The big emergencies get lost in a sea of minor calls …

LIZS · 18/02/2022 17:20

With gp services and ooh access more restricted people may delay seeking treatment until they feel more acutely ill. Ambulance also highlighted inadequacies of mh provision which created a cycle of repeated call outs and lack of intervention. Not everyone has transport or relatives they can use to get themselves to hospital .

WeBuiltThisBuffetOnSausageRoll · 18/02/2022 17:23

People who “check in” on SM at A&E will be first up against the wall come the Battenberg revolution. Followed by the “u okay hun” crew.

I'm loving the sound of the Battenberg revolution!!

I agree that the “u okay hun” crew only serve to enable and encourage the drama llamas. Maybe if, instead of faux concern, they all instantly responded with a stoic, resigned "Well, we all gotta die sometime, babes - and you've already had a better innings than some get", they might stop doing it Grin

Sarahcoggles · 18/02/2022 17:35

@BattenbergdowntheHatches

It clearly is some form of mental health issue or distress - because calling an ambulance multiple times a day or week is hardly a fun pastime

You’d think not wouldn’t you? But it often is nothing more than laziness, inability to comprehend danger, need for drama due to boredom/shit life syndrome or self-righteous anger because they can’t see a GP/get what they want from a GP.

Until being thick as mince and/or a selfish tosspot is declared a MH condition, and all sufferers are locked up, there will still be unnecessary callouts.

Absolutely!
Sarahcoggles · 18/02/2022 17:43

I think many people on MN don’t realise that there are people out there who genuinely do call ambulances because they think it’ll enhance their life in some way. They may be feeling neglected by their family, bored, rejected by their partner, hurt by their friends, or they just feel a bit insignificant and pointless. Having an ambulance with trained paramedics arriving makes them feel special, and it makes their loved ones sit up and notice. The drama makes them feel better. These people don’t have mental health problems. They just have rather pathetic lives. It’s all very sad, but it doesn’t warrant taking an ambulance from a genuine emergency.

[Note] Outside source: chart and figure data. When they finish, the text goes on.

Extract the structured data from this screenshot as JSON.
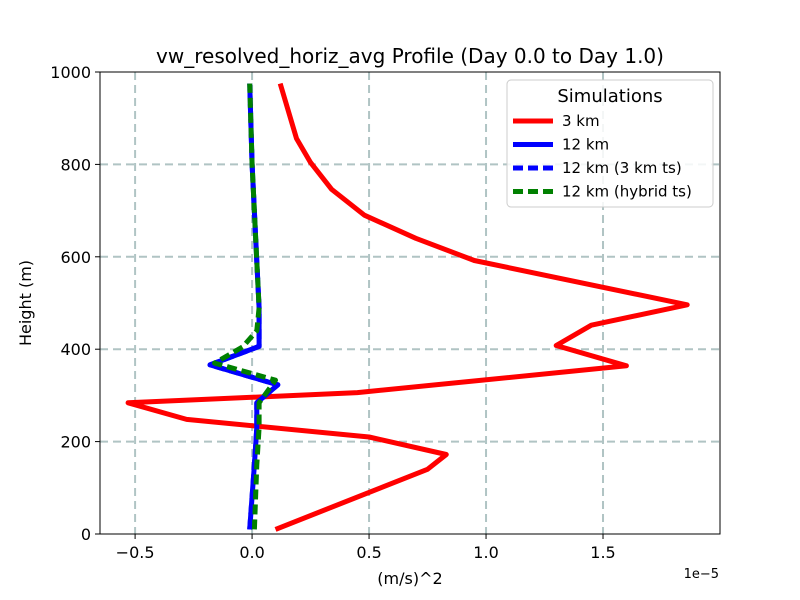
{
  "chart_data": {
    "type": "line",
    "title": "vw_resolved_horiz_avg Profile (Day 0.0 to Day 1.0)",
    "xlabel": "(m/s)^2",
    "ylabel": "Height (m)",
    "x_offset_label": "1e−5",
    "xlim": [
      -0.65,
      2.0
    ],
    "ylim": [
      0,
      1000
    ],
    "xticks": [
      -0.5,
      0.0,
      0.5,
      1.0,
      1.5
    ],
    "xtick_labels": [
      "−0.5",
      "0.0",
      "0.5",
      "1.0",
      "1.5"
    ],
    "yticks": [
      0,
      200,
      400,
      600,
      800,
      1000
    ],
    "ytick_labels": [
      "0",
      "200",
      "400",
      "600",
      "800",
      "1000"
    ],
    "grid": true,
    "legend": {
      "title": "Simulations",
      "placement": "upper-right"
    },
    "series": [
      {
        "name": "3 km",
        "color": "#ff0000",
        "style": "solid",
        "points": [
          [
            0.1,
            10
          ],
          [
            0.75,
            140
          ],
          [
            0.83,
            172
          ],
          [
            0.5,
            210
          ],
          [
            -0.28,
            248
          ],
          [
            -0.53,
            284
          ],
          [
            0.45,
            306
          ],
          [
            1.6,
            364
          ],
          [
            1.3,
            408
          ],
          [
            1.45,
            452
          ],
          [
            1.86,
            496
          ],
          [
            0.95,
            592
          ],
          [
            0.7,
            640
          ],
          [
            0.48,
            690
          ],
          [
            0.34,
            746
          ],
          [
            0.25,
            804
          ],
          [
            0.19,
            856
          ],
          [
            0.12,
            975
          ]
        ]
      },
      {
        "name": "12 km",
        "color": "#0000ff",
        "style": "solid",
        "points": [
          [
            -0.01,
            10
          ],
          [
            0.01,
            150
          ],
          [
            0.02,
            230
          ],
          [
            0.02,
            284
          ],
          [
            0.11,
            323
          ],
          [
            -0.18,
            366
          ],
          [
            0.03,
            406
          ],
          [
            0.03,
            490
          ],
          [
            0.02,
            590
          ],
          [
            0.0,
            800
          ],
          [
            -0.01,
            975
          ]
        ]
      },
      {
        "name": "12 km (3 km ts)",
        "color": "#0000ff",
        "style": "dashed",
        "points": [
          [
            -0.01,
            10
          ],
          [
            0.01,
            150
          ],
          [
            0.02,
            230
          ],
          [
            0.02,
            284
          ],
          [
            0.11,
            323
          ],
          [
            -0.18,
            366
          ],
          [
            0.03,
            406
          ],
          [
            0.03,
            490
          ],
          [
            0.02,
            590
          ],
          [
            0.0,
            800
          ],
          [
            -0.01,
            975
          ]
        ]
      },
      {
        "name": "12 km (hybrid ts)",
        "color": "#008000",
        "style": "dashed",
        "points": [
          [
            0.01,
            10
          ],
          [
            0.02,
            150
          ],
          [
            0.03,
            230
          ],
          [
            0.03,
            284
          ],
          [
            0.1,
            333
          ],
          [
            -0.16,
            370
          ],
          [
            -0.04,
            405
          ],
          [
            0.02,
            440
          ],
          [
            0.03,
            490
          ],
          [
            0.02,
            590
          ],
          [
            0.0,
            800
          ],
          [
            -0.01,
            975
          ]
        ]
      }
    ]
  }
}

bloodywhitecat · 18/02/2022 17:47

We recently waited an hour for an ambulance for my husband who had suffered a massive stroke, luckily 999 were brilliant and got me through to a call handler straight away but the wait for an out of area ambulance was awful. There will always be people who misuse the system but I am not sure that refusing to send out an ambulance is the answer.

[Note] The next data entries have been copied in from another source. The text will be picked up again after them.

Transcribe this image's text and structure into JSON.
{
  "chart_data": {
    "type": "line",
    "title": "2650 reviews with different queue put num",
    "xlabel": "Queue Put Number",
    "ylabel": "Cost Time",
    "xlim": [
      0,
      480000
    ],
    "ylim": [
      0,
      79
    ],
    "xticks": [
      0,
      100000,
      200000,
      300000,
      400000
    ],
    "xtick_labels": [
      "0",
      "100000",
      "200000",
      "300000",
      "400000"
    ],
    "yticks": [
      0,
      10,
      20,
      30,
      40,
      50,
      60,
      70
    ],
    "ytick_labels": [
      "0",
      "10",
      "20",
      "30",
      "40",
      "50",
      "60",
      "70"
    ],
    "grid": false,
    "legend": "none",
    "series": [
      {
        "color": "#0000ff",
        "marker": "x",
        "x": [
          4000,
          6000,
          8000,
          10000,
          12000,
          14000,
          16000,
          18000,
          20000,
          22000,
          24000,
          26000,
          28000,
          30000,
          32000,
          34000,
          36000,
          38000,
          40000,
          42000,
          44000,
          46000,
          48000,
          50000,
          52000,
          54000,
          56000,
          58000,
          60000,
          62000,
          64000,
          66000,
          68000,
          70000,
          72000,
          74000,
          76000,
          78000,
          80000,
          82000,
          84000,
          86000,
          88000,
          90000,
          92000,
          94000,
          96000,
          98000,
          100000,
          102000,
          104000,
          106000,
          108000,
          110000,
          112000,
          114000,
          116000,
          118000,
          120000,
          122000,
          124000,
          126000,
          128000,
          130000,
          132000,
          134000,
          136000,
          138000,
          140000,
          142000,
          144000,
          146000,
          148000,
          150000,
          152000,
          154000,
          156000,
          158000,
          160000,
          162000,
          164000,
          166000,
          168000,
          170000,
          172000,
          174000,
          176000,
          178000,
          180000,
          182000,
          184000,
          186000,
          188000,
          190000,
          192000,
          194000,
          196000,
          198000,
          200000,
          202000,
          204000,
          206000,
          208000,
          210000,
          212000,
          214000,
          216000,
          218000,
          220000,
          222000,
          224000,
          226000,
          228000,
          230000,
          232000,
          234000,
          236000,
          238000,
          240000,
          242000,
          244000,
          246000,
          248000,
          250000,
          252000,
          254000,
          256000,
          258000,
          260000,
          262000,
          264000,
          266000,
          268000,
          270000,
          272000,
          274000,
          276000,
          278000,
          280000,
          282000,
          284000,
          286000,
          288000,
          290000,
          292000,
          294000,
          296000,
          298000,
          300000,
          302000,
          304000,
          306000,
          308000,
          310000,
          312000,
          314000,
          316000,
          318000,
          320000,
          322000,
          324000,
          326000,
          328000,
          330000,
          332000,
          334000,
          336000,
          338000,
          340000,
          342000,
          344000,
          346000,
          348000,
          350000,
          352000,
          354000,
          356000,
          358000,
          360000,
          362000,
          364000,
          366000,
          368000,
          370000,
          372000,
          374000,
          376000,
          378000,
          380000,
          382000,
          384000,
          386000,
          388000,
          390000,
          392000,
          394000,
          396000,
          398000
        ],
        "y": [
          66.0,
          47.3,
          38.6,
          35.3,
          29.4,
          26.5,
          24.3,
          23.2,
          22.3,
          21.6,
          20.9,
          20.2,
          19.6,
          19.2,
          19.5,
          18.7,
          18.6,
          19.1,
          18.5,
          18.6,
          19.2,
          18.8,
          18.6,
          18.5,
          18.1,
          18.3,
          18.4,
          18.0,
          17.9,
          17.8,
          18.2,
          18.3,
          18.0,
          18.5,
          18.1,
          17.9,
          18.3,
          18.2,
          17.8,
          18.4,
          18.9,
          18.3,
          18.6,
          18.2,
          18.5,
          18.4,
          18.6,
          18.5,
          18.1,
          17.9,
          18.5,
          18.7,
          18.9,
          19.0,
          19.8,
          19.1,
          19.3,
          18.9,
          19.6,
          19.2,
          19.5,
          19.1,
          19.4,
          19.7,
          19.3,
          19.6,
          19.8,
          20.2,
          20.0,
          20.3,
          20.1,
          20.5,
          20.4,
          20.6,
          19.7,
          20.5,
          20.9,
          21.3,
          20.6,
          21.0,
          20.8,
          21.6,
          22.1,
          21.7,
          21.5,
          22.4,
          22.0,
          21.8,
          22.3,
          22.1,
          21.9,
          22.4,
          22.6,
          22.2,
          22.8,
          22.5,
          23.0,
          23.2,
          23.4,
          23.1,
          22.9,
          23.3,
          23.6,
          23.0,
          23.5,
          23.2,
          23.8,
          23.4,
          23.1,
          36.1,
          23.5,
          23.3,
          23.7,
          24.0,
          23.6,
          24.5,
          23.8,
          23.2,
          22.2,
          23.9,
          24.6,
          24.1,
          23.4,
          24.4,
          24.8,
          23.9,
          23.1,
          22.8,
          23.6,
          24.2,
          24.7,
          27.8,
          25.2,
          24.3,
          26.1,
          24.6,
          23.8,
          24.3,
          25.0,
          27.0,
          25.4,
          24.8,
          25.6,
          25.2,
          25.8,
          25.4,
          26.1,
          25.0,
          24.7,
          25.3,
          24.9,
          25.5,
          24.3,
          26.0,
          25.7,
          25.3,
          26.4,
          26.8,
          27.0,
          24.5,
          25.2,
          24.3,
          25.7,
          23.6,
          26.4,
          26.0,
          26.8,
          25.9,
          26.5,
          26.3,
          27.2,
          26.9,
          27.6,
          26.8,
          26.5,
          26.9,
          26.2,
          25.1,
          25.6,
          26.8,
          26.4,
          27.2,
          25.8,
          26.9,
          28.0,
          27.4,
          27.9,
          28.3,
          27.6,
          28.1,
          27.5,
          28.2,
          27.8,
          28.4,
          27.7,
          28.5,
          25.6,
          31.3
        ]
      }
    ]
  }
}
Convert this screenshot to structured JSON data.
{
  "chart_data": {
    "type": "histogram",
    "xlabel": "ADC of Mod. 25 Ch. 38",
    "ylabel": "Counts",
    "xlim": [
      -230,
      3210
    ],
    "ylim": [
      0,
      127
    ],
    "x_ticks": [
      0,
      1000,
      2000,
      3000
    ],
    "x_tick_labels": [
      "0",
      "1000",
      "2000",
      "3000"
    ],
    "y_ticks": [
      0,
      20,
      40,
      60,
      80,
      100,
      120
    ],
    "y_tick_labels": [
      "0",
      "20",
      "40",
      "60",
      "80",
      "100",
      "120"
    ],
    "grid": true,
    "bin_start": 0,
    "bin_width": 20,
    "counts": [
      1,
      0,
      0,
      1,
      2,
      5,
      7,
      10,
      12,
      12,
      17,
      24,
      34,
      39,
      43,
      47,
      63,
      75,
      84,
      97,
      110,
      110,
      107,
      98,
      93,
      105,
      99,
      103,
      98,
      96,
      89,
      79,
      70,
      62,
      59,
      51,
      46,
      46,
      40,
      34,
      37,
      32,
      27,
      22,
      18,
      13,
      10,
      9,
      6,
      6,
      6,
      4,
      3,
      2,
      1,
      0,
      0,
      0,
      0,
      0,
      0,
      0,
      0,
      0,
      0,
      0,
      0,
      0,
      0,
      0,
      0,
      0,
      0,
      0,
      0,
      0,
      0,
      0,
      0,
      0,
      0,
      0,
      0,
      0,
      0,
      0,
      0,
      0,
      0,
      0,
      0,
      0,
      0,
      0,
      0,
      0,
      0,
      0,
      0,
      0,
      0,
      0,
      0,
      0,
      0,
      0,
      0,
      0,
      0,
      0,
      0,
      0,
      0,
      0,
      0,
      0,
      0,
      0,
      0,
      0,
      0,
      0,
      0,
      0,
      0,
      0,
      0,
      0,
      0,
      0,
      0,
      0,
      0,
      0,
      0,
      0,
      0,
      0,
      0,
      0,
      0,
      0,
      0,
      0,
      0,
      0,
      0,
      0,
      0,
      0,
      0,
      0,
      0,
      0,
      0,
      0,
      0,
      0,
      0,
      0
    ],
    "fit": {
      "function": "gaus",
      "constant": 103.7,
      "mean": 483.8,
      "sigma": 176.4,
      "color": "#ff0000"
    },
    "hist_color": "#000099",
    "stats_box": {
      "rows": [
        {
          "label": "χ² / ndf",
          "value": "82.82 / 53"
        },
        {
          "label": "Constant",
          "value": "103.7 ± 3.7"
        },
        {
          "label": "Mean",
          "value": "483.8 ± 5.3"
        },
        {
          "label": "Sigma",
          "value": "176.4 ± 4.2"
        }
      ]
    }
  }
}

balalake · 18/02/2022 18:04

I think that when people call an ambulance or indeed police and are wasting time and it transpires there is not an emergency, the answer is prosecution and a court case. Not refusing to send them on the day.

Topseyt · 18/02/2022 18:07

Plenty of cases where people could get themselves to a hospital, or a GP visit is more appropriate

Some GPs themselves don't help the situation. My mother's surgery (crap at the best of times) upped the drawbridges at the start of the pandemic and have still not lowered them again. No face to face still, only phone calls if you are lucky. Nor do they make home visits. If they think someone needs to be seen for any reason at all they send paramedics, who usually arrive in an emergency ambulance - thus tying up resources that are probably needed elsewhere. This has happened several times to my parents, and a lot of the time the GP could have dealt with it.

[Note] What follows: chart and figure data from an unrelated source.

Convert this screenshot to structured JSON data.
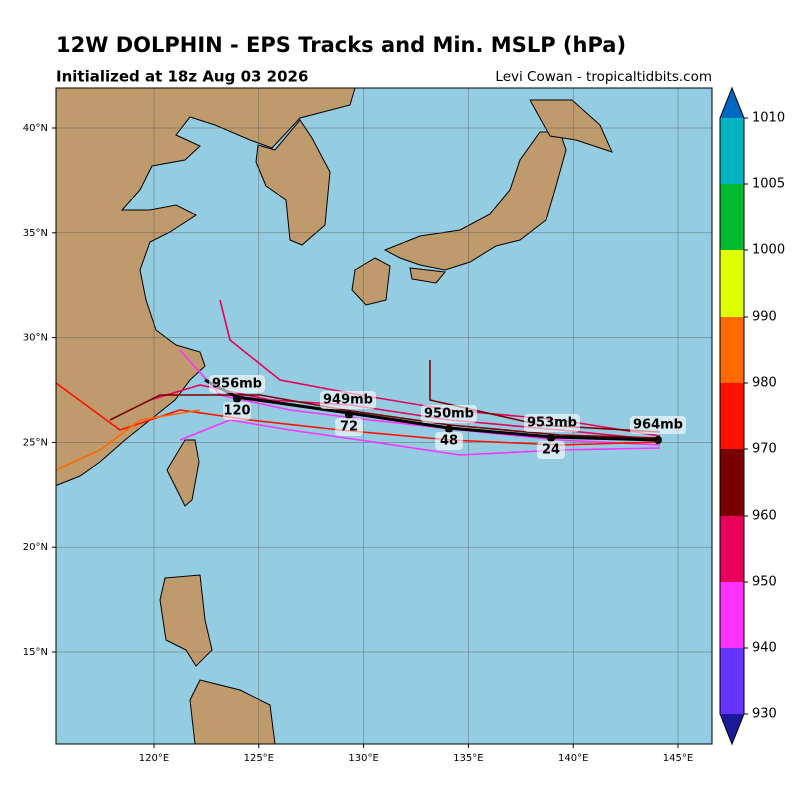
{
  "header": {
    "title": "12W DOLPHIN - EPS Tracks and Min. MSLP (hPa)",
    "subtitle": "Initialized at 18z Aug 03 2026",
    "credit": "Levi Cowan - tropicaltidbits.com"
  },
  "map": {
    "lat_labels": [
      "40°N",
      "35°N",
      "30°N",
      "25°N",
      "20°N",
      "15°N"
    ],
    "lon_labels": [
      "120°E",
      "125°E",
      "130°E",
      "135°E",
      "140°E",
      "145°E"
    ],
    "mean_track": [
      {
        "pressure": "964mb",
        "hour": null
      },
      {
        "pressure": "953mb",
        "hour": "24"
      },
      {
        "pressure": "950mb",
        "hour": "48"
      },
      {
        "pressure": "949mb",
        "hour": "72"
      },
      {
        "pressure": "956mb",
        "hour": "120"
      }
    ]
  },
  "colorbar": {
    "ticks": [
      "1010",
      "1005",
      "1000",
      "990",
      "980",
      "970",
      "960",
      "950",
      "940",
      "930"
    ],
    "colors": [
      "#00b5c0",
      "#00bb30",
      "#ddff00",
      "#ff6a00",
      "#ff1100",
      "#7a0000",
      "#e8005a",
      "#ff33ff",
      "#6633ff"
    ],
    "over_color": "#0068c0",
    "under_color": "#1a1a9a"
  }
}
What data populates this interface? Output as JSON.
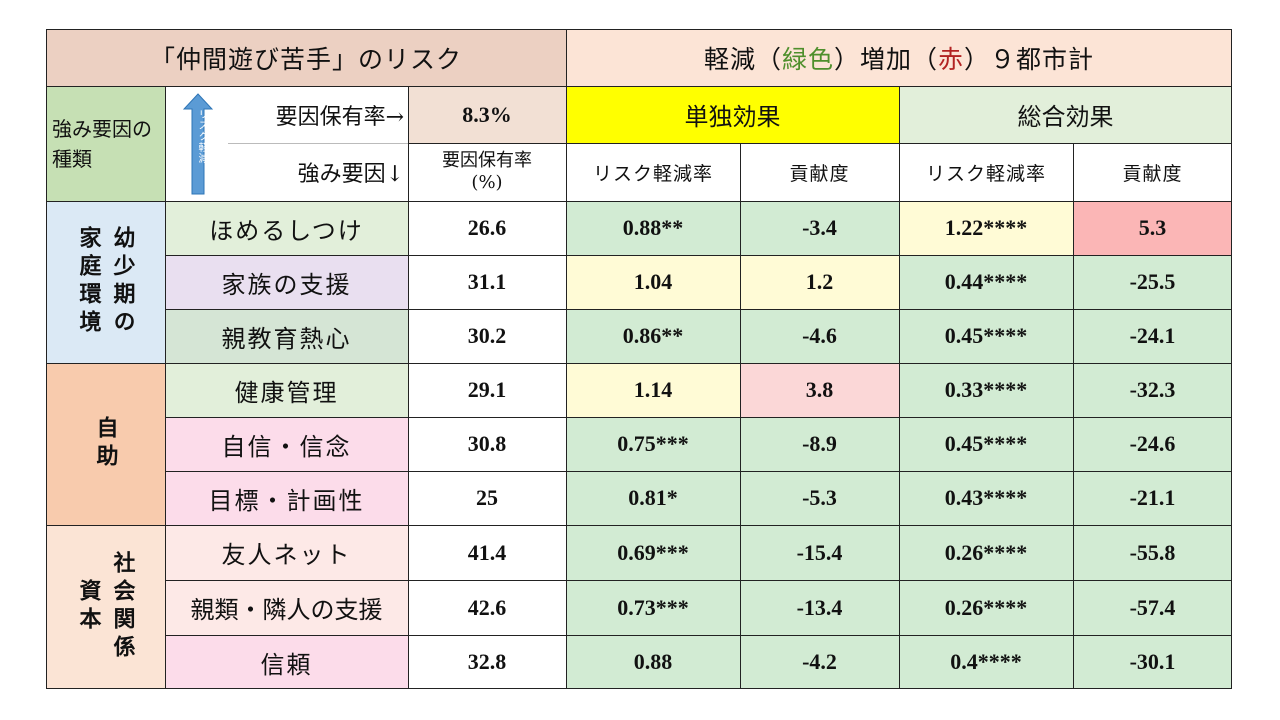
{
  "header": {
    "title": "「仲間遊び苦手」のリスク",
    "legend_prefix": "軽減（",
    "legend_green": "緑色",
    "legend_mid": "）増加（",
    "legend_red": "赤",
    "legend_suffix": "）９都市計",
    "factor_kind_label": "強み要因の種類",
    "arrow_text": "リスク軽減",
    "holding_rate_label": "要因保有率→",
    "holding_rate_value": "8.3%",
    "strength_factor_label": "強み要因↓",
    "single_effect": "単独効果",
    "total_effect": "総合効果",
    "col_rate": "要因保有率(%)",
    "col_risk_single": "リスク軽減率",
    "col_contrib_single": "貢献度",
    "col_risk_total": "リスク軽減率",
    "col_contrib_total": "貢献度"
  },
  "groups": [
    {
      "label": "幼少期の家庭環境",
      "rows": [
        {
          "factor": "ほめるしつけ",
          "rate": "26.6",
          "risk_single": "0.88**",
          "contrib_single": "-3.4",
          "risk_total": "1.22****",
          "contrib_total": "5.3"
        },
        {
          "factor": "家族の支援",
          "rate": "31.1",
          "risk_single": "1.04",
          "contrib_single": "1.2",
          "risk_total": "0.44****",
          "contrib_total": "-25.5"
        },
        {
          "factor": "親教育熱心",
          "rate": "30.2",
          "risk_single": "0.86**",
          "contrib_single": "-4.6",
          "risk_total": "0.45****",
          "contrib_total": "-24.1"
        }
      ]
    },
    {
      "label": "自助",
      "rows": [
        {
          "factor": "健康管理",
          "rate": "29.1",
          "risk_single": "1.14",
          "contrib_single": "3.8",
          "risk_total": "0.33****",
          "contrib_total": "-32.3"
        },
        {
          "factor": "自信・信念",
          "rate": "30.8",
          "risk_single": "0.75***",
          "contrib_single": "-8.9",
          "risk_total": "0.45****",
          "contrib_total": "-24.6"
        },
        {
          "factor": "目標・計画性",
          "rate": "25",
          "risk_single": "0.81*",
          "contrib_single": "-5.3",
          "risk_total": "0.43****",
          "contrib_total": "-21.1"
        }
      ]
    },
    {
      "label": "社会関係資本",
      "rows": [
        {
          "factor": "友人ネット",
          "rate": "41.4",
          "risk_single": "0.69***",
          "contrib_single": "-15.4",
          "risk_total": "0.26****",
          "contrib_total": "-55.8"
        },
        {
          "factor": "親類・隣人の支援",
          "rate": "42.6",
          "risk_single": "0.73***",
          "contrib_single": "-13.4",
          "risk_total": "0.26****",
          "contrib_total": "-57.4"
        },
        {
          "factor": "信頼",
          "rate": "32.8",
          "risk_single": "0.88",
          "contrib_single": "-4.2",
          "risk_total": "0.4****",
          "contrib_total": "-30.1"
        }
      ]
    }
  ],
  "colors": {
    "title_bg": "#ecd0c2",
    "legend_bg": "#fce4d6",
    "factor_kind_bg": "#c6e0b4",
    "rate_hdr_bg": "#f2e0d4",
    "single_bg": "#ffff00",
    "total_bg": "#e2efda",
    "green": "#d2ebd3",
    "yellow": "#fffbd6",
    "pink": "#fbd7d7",
    "red": "#fbb6b6",
    "legend_green_text": "#4e8f2c",
    "legend_red_text": "#b22222",
    "arrow": "#5b9bd5",
    "group1": "#dbe9f5",
    "group2": "#f8cbad",
    "group3": "#fbe4d5",
    "factor_light_green": "#e2efda",
    "factor_lavender": "#e9dff0",
    "factor_sage": "#d5e5d5",
    "factor_pink": "#fcdcea",
    "factor_light_pink": "#fde9e7"
  }
}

All of the GP Surgeries in the my mother's town are under the same management, so it isn't possible to change to another one. Especially as my mother is in her eighties, lives alone now and can no longer drive due to poor eyesight and other medical issues. She has no choice but to accept this.

So some GPs themselves are not helping the problem of ambulance availability, and in some cases are adding to the woes.